In total, Dr. Franchini harmed 88 patients. The VA never fired him. Instead, Franchini finally resigned from the VA and went on to practice medicine elsewhere. He now works as a podiatrist in New York City. For several years, the VA failed to report Franchini’s long track record of surgical failures. The VA neglected to report Franchini to any state medical licensing boards. Now, veterans and civilians alike are wondering how many Americans this doctor harmed because the VA refused to take action.
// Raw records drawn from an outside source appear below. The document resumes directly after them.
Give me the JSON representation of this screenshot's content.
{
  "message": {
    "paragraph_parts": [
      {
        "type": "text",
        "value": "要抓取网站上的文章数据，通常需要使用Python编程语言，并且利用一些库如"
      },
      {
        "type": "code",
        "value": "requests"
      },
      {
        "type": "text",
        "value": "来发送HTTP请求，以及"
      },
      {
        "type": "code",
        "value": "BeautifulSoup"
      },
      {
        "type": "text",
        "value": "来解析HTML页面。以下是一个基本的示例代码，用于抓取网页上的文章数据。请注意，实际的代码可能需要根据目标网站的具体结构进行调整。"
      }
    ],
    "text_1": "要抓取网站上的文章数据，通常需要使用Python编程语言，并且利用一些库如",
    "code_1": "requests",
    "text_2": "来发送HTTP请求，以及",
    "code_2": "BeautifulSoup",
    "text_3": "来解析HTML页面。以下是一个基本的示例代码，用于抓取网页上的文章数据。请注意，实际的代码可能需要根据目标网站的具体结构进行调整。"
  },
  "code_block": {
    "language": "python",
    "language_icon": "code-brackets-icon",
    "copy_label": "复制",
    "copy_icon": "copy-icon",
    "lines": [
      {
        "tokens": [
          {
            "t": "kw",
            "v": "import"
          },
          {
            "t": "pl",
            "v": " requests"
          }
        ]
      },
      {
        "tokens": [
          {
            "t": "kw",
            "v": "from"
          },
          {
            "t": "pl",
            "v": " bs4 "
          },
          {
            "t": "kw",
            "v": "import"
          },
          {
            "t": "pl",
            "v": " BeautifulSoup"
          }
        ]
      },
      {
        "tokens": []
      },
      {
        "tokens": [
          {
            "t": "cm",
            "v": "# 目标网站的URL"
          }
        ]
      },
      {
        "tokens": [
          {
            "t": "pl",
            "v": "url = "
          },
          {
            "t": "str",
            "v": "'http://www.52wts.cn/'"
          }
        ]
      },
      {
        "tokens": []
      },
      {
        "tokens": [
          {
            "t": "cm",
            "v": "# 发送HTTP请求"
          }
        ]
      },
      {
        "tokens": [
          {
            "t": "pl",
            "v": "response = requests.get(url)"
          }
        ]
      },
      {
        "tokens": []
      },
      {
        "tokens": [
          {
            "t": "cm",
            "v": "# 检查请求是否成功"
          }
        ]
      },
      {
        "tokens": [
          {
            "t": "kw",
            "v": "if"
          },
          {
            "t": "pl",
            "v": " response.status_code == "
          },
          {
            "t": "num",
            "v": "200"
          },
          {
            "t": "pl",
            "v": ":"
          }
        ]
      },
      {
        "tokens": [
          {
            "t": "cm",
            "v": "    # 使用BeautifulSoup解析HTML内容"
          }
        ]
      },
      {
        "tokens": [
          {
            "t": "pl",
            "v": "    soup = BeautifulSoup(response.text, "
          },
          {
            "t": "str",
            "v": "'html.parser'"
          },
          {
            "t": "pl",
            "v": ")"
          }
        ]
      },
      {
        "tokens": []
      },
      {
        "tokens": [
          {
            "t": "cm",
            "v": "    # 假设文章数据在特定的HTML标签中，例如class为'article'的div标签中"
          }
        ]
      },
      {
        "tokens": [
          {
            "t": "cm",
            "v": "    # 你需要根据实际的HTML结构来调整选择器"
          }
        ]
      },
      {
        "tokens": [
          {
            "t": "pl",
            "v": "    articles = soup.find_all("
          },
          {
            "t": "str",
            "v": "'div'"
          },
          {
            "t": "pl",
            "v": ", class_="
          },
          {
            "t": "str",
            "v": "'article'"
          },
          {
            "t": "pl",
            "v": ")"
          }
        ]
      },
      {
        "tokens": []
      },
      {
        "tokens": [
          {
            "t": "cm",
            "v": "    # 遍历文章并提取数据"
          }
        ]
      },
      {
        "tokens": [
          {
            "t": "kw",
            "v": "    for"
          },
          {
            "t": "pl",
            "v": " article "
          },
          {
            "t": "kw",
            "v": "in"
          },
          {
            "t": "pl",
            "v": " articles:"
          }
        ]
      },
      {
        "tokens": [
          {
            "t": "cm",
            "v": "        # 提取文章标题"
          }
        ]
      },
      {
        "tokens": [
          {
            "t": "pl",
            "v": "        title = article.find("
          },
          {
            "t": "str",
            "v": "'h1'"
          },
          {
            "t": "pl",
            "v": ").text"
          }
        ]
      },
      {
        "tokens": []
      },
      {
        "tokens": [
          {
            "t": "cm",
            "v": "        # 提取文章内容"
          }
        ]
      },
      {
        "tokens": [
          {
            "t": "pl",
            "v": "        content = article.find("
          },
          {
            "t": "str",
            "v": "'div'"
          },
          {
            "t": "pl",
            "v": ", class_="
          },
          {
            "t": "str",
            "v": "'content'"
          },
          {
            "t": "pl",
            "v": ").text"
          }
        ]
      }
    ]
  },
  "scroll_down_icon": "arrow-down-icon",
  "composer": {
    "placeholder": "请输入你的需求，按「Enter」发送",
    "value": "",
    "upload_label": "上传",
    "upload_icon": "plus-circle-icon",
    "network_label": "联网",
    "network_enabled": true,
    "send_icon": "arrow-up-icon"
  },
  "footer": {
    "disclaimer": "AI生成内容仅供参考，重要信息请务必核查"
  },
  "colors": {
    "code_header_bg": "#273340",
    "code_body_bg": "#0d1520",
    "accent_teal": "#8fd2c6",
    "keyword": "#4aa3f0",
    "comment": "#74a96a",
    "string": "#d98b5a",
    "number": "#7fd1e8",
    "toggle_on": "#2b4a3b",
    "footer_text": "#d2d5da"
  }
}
VA Pays Bad Doctors to Stay Silent
The VA’s problem comprises more than one terrible surgeon. In fact, during 2014 and 2015, the VA made 230 secret settlements with its employees. Those employees received payment in exchange for covering up information about the VA’s medical errors.
Veterans have long known that the VA Earlier this year, Fox News Insider reported images of veterans, some suffering severe pain, being forced to wait in the lobby of the Durham VA Medical Center.
During the Obama Administration, the VA did not release details of mismanagement, poor patient care, or botched surgeries. USA Today reported that when the VA was asked for information “the agency cited federal privacy law and said protecting employees’ privacy outweighed the public’s right to know about problems involving veterans’ care.” In other words, the VA claims that a doctor’s right to secrecy outweighs the patients’ needs for quality care.
Signs of Change
The new VA Administrator, David Shulkin, shows signs of changing VA for the better. In June, President Trump signed a bill that makes it easier to remove bad employees and protect those who report misconduct. The New York Times reports that the law now has its first major test: Brian Hawkins, Director of the Washington Medical Center. The Washington Medical Center suffers from mismanagement, long wait times, and red tape. Shulkin claims he plans to fire Hawkins if an investigation finds that he “fail[s] to provide effective leadership.”